Histoire menue, direz-vous, et un tantinet grossière ? Lisez-la, vous verrez combien cette pastorale moderne est riche, au contraire, et nuancée. Les héros de Pierre de Querlon ne ressemblent pas plus aux villageois enrubannés de George Sand qu'aux rustres féroces de la Terre ; ils sont vivants, justes et vrais. Et il n'y a peut-être pas une page, pas une ligne de ce petit roman qui ne fasse image ou tableau ; ce ne sont que croquis d'après nature, que coins de campagne — puits, celliers, gués ou lavoirs — d'une incomparable fraîcheur ; ce ne sont que choses vues, qu'études et notations du réel, non pour en isoler la laideur ou la beauté, mais pour le rendre tel qu'il est, toujours divers, toujours complexe et passionnément attachant jusqu'en ses plus coutumières et banales manifestations. Seulement, pour percevoir ainsi toute la poésie de l'infime vérité, il faut une vision spéciale, — cette vision directe, immédiate et sans nul parti pris d'école que Flaubert développa jadis en Maupassant et qui, seule, mérite, à mon sens, le beau nom de « Naturalisme ». D'autre part, l'auteur du Roi Pausole n'a-t-il pas dit excellemment : « Un poète est celui qui ne voit rien avec les yeux de son voisin » ? Naturaliste et poète, les deux termes ne sont donc pas tout à fait inconciliables ? Certes non, et même ils pourraient bien, quoi qu'on en dise, être identiques. Ce séduisant Pierre de Querlon et son œuvre si cruellement interrompue, — triste stèle tronquée sous le crêpe et les fleurs de deuil, — l'eussent une fois de plus démontré.

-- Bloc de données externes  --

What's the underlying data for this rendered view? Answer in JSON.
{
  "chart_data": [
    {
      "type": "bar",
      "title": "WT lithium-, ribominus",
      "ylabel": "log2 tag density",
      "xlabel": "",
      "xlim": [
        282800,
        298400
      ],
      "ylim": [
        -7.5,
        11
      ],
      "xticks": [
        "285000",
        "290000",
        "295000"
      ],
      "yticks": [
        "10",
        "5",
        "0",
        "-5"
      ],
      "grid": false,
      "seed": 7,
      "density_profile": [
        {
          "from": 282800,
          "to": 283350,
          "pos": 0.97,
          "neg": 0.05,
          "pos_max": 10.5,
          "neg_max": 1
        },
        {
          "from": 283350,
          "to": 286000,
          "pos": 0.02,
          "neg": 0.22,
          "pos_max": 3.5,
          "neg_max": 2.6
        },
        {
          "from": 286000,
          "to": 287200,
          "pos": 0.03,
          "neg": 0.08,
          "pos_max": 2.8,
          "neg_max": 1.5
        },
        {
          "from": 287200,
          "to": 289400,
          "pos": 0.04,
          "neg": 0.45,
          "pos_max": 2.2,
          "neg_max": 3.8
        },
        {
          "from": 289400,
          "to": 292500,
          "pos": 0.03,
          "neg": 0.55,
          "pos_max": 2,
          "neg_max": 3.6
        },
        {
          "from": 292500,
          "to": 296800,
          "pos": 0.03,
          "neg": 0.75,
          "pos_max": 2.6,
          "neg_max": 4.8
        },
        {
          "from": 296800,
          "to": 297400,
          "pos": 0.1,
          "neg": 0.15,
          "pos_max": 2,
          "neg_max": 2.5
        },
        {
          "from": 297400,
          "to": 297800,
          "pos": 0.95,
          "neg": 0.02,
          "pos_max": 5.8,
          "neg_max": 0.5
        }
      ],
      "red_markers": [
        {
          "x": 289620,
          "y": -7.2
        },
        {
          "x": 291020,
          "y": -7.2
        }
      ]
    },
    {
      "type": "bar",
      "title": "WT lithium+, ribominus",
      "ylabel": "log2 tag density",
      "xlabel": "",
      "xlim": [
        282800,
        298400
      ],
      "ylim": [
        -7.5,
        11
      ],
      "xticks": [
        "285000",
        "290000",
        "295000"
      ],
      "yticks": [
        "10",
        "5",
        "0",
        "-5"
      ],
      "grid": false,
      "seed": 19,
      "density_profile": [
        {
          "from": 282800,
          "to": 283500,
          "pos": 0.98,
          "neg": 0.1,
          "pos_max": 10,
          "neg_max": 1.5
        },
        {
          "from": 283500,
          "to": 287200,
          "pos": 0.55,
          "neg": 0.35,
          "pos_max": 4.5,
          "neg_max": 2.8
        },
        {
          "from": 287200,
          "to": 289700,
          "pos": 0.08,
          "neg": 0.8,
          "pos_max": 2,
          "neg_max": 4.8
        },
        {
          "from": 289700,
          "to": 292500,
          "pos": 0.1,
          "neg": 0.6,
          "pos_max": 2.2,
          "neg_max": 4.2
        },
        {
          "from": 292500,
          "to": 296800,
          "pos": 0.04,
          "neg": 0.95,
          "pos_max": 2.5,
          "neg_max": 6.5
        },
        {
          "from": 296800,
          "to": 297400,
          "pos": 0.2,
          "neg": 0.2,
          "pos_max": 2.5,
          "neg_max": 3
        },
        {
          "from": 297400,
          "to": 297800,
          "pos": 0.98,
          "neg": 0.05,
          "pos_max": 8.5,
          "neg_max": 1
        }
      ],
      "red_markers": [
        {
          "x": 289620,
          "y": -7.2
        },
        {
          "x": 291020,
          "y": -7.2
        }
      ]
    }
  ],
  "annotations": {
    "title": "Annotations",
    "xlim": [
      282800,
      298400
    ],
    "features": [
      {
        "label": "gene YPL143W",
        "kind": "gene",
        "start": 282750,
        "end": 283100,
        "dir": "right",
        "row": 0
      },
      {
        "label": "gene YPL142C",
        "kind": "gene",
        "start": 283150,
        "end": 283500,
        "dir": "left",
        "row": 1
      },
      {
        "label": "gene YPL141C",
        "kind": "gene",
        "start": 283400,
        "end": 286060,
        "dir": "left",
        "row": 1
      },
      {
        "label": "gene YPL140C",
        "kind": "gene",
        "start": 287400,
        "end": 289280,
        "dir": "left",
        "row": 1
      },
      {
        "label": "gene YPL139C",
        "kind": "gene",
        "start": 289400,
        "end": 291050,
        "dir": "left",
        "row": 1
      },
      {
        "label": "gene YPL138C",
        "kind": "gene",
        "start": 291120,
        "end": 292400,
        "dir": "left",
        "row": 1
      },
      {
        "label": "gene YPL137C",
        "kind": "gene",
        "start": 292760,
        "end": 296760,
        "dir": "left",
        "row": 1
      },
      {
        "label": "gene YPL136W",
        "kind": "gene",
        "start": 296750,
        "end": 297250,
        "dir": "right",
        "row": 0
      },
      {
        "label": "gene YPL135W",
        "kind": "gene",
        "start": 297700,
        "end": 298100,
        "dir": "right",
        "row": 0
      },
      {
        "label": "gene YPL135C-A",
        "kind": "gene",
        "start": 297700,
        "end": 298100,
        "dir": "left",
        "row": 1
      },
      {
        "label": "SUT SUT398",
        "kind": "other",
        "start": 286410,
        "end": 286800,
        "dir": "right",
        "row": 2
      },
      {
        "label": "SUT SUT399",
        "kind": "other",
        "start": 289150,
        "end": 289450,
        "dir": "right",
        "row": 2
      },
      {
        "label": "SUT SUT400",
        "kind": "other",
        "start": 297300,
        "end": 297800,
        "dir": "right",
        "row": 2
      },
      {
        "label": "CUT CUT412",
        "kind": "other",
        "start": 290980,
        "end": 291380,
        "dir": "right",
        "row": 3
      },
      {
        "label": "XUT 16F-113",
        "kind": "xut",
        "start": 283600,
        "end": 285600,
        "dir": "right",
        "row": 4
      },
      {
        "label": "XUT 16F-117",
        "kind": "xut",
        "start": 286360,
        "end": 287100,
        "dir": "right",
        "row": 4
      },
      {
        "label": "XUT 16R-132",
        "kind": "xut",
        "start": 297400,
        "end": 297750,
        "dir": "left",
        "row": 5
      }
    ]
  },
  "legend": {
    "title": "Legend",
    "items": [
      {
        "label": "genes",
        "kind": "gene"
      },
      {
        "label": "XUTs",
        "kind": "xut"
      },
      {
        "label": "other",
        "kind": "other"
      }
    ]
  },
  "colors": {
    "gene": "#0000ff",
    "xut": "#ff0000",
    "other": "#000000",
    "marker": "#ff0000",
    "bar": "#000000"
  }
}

Depuis le 9 juin 1904, Pierre de Querlon, mon cher petit Pierre, repose dans le cimetière Saint-Gilles d'Etampes ; ses amis ont fait mettre sur sa tombe un délicat médaillon où le sculpteur François Sicard a fait revivre, s'inspirant du Querlon de Fernand Maillaud (5), de quelques portraits et de nos souvenirs, le charmant et doux visage que nous pleurons de ne plus voir.

Mais ses livres restent, tous ses petits livres vivants, dans les bons coins des meilleures bibliothèques et dans les mémoires émues et charmées.

JACQUES DES GACHONS.

(1) Cette notice va paraître en tête du dernier livre posthume de Pierre de Querlon : La Boule de Vermeil.

(2) Ermitage, juillet 1904, p. 163.

(3) Journal des Débats, 28 mai 1905.

(4) Figaro, 31 juillet 1905.

(5) Publié par l'Ermitage, juillet 1904.

Mercure de France, 15 juin 1907, pp. 658-667.